THE Taoiseach has told the Stardust families that they were “failed” by the Government when they needed them most.
Delivering a State apology during an emotional speech in the Dáil this afternoon, Simon Harris said the families of the 48 people who died in the 1981 fire should never have had to “walk alone” following the tragedy.
Members of the victims’ families who were in attendance to hear the apology were applauded by members of the house as they made their way to the gallery.
“I know there have been many, many times when you thought this day would never come over far too many years,” the Taoiseach said.
“I know that you were forced to endure a living nightmare, which began when your loved ones were so cruelly snatched from you in a devastating fire," he added.
“Their unfinished stories became your story. The defining story of your lives and the lives of your parents and other family members who left this life before ever seeing justice.
“I am deeply sorry that you were made to fight for so long that they went to their graves never knowing the truth.
“Today we say formally and without any equivocation, we are sorry. We failed you when you needed us the most.”
During his address, which was directed at the families seated in the gallery, Mr Harris acknowledged each victim of the fire individually and spent time talking about their personalities before admitting the wrongs of the State following the nightclub tragedy.
To the families, who have campaigned for decades to get the truth of what happened at the nightclub in Artane on the night of the fire, he said: "From the very beginning we should have stood with you, but instead we forced you to stand against us."
Referencing the struggle faced by those families over the decades, as a series of inquests and tribunals failed to provide answers or justice for their loved ones, he said: “It is our great and eternal shame that far from the warm embrace of a caring State, the Stardust families received a cold shoulder, a deaf ear and two generations of struggle for truth and justice.
“Instead, it is to our great shame that State processes heaped misery upon tragedy for the Stardust families,” he added.
“I am so deeply sorry that your first bid for justice ended with suspicion being cast on those who had died or survived on that catastrophic night.
“I hope this is a moment when the State, which rubbed salt in your terrible wounds, starts to help you heal.”
Justice was finally won in Dublin last week when fresh inquests led by Dublin coroner Dr Myra Cullinane found that the 48 young people who died in the blaze were ‘unlawfully killed’.
“You were forced to fight for decades to obtain the vindication you won last Thursday when the inquest returned a verdict of unlawful killing in the case of your 48 family members,” Mr Harris said.
“For all of this, as Taoiseach, on behalf of the State, I apologise unreservedly to all the families of the Stardust victims and all the survivors for the hurt that was done to them and for the profoundly painful years of struggle for the truth,” he added.

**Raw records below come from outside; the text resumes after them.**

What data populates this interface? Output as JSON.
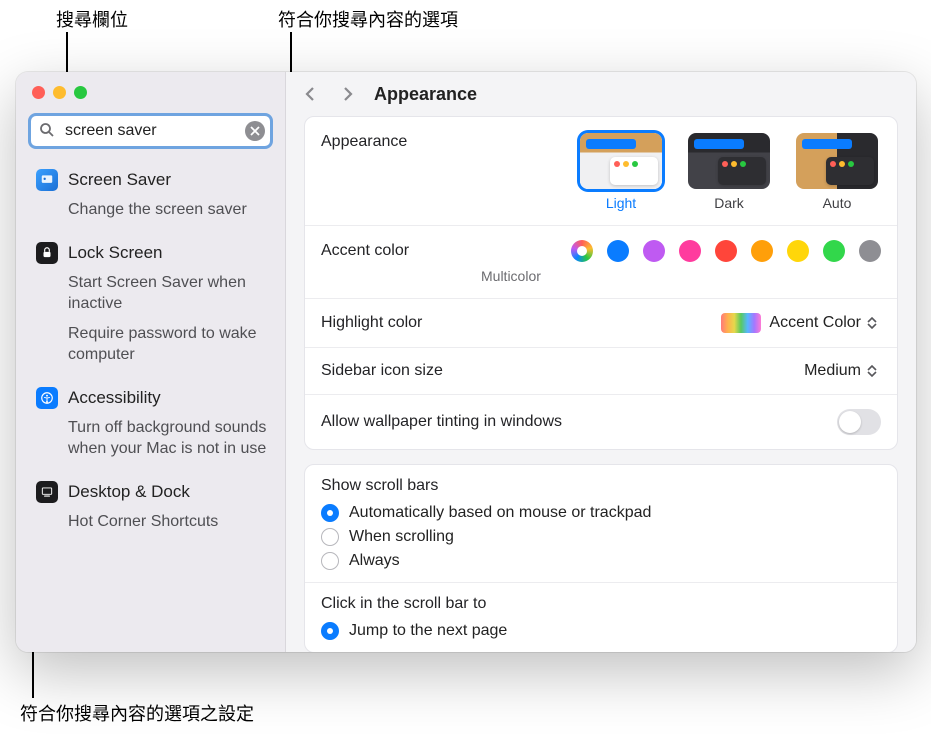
{
  "callouts": {
    "search": "搜尋欄位",
    "results": "符合你搜尋內容的選項",
    "settings": "符合你搜尋內容的選項之設定"
  },
  "search": {
    "value": "screen saver"
  },
  "sidebar": {
    "groups": [
      {
        "title": "Screen Saver",
        "items": [
          "Change the screen saver"
        ]
      },
      {
        "title": "Lock Screen",
        "items": [
          "Start Screen Saver when inactive",
          "Require password to wake computer"
        ]
      },
      {
        "title": "Accessibility",
        "items": [
          "Turn off background sounds when your Mac is not in use"
        ]
      },
      {
        "title": "Desktop & Dock",
        "items": [
          "Hot Corner Shortcuts"
        ]
      }
    ]
  },
  "page": {
    "title": "Appearance"
  },
  "appearance": {
    "label": "Appearance",
    "options": [
      {
        "label": "Light",
        "selected": true
      },
      {
        "label": "Dark",
        "selected": false
      },
      {
        "label": "Auto",
        "selected": false
      }
    ]
  },
  "accent": {
    "label": "Accent color",
    "selected_label": "Multicolor",
    "colors": [
      "multi",
      "#0a7cff",
      "#bf5af2",
      "#ff3b9e",
      "#ff453a",
      "#ff9f0a",
      "#ffd60a",
      "#32d74b",
      "#8e8e93"
    ]
  },
  "highlight": {
    "label": "Highlight color",
    "value": "Accent Color"
  },
  "sidebar_icon": {
    "label": "Sidebar icon size",
    "value": "Medium"
  },
  "wallpaper_tint": {
    "label": "Allow wallpaper tinting in windows",
    "value": false
  },
  "scroll_bars": {
    "label": "Show scroll bars",
    "options": [
      {
        "label": "Automatically based on mouse or trackpad",
        "checked": true
      },
      {
        "label": "When scrolling",
        "checked": false
      },
      {
        "label": "Always",
        "checked": false
      }
    ]
  },
  "scroll_click": {
    "label": "Click in the scroll bar to",
    "options": [
      {
        "label": "Jump to the next page",
        "checked": true
      }
    ]
  }
}
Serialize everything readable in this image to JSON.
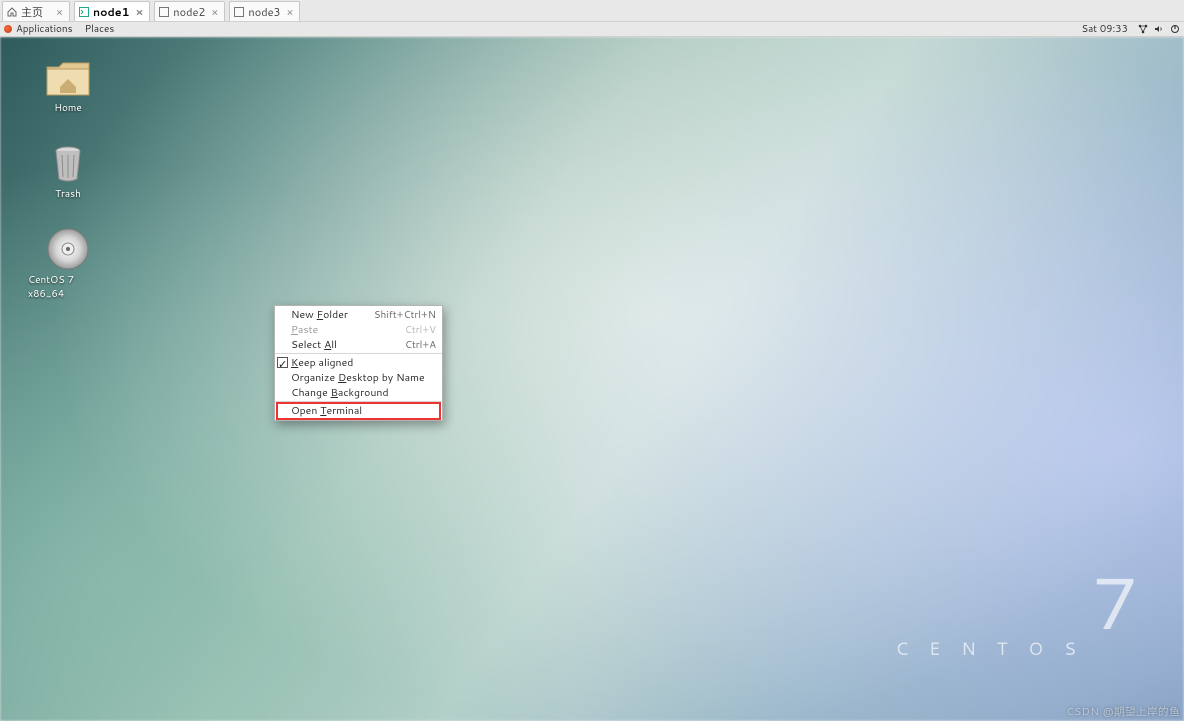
{
  "tabs": {
    "home": {
      "label": "主页"
    },
    "node1": {
      "label": "node1"
    },
    "node2": {
      "label": "node2"
    },
    "node3": {
      "label": "node3"
    }
  },
  "panel": {
    "applications": "Applications",
    "places": "Places",
    "clock": "Sat 09:33"
  },
  "desktop_icons": {
    "home": "Home",
    "trash": "Trash",
    "disc": "CentOS 7 x86_64"
  },
  "context_menu": {
    "new_folder": {
      "pre": "New ",
      "u": "F",
      "post": "older",
      "shortcut": "Shift+Ctrl+N"
    },
    "paste": {
      "pre": "",
      "u": "P",
      "post": "aste",
      "shortcut": "Ctrl+V"
    },
    "select_all": {
      "pre": "Select ",
      "u": "A",
      "post": "ll",
      "shortcut": "Ctrl+A"
    },
    "keep_aligned": {
      "pre": "",
      "u": "K",
      "post": "eep aligned"
    },
    "organize": {
      "pre": "Organize ",
      "u": "D",
      "post": "esktop by Name"
    },
    "change_bg": {
      "pre": "Change ",
      "u": "B",
      "post": "ackground"
    },
    "open_terminal": {
      "pre": "Open ",
      "u": "T",
      "post": "erminal"
    }
  },
  "branding": {
    "seven": "7",
    "name": "C E N T O S"
  },
  "watermark": "CSDN @期望上岸的鱼"
}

“I apologise to the families that those present on the night of the fire were wrongly criminalised through the allegation of arson which was an attack on their reputations.
“I say today clearly, every person there was innocent. I say today the truth is now known. And I say today not only were they innocent, they were unlawfully killed.”
Mr Harris went on to confirm that the Government “accepts the findings and the recommendations” of the inquests and has begun the process of implementing them.
He also added that a fitting memorial to commemorate the Stardust disaster will be commissioned.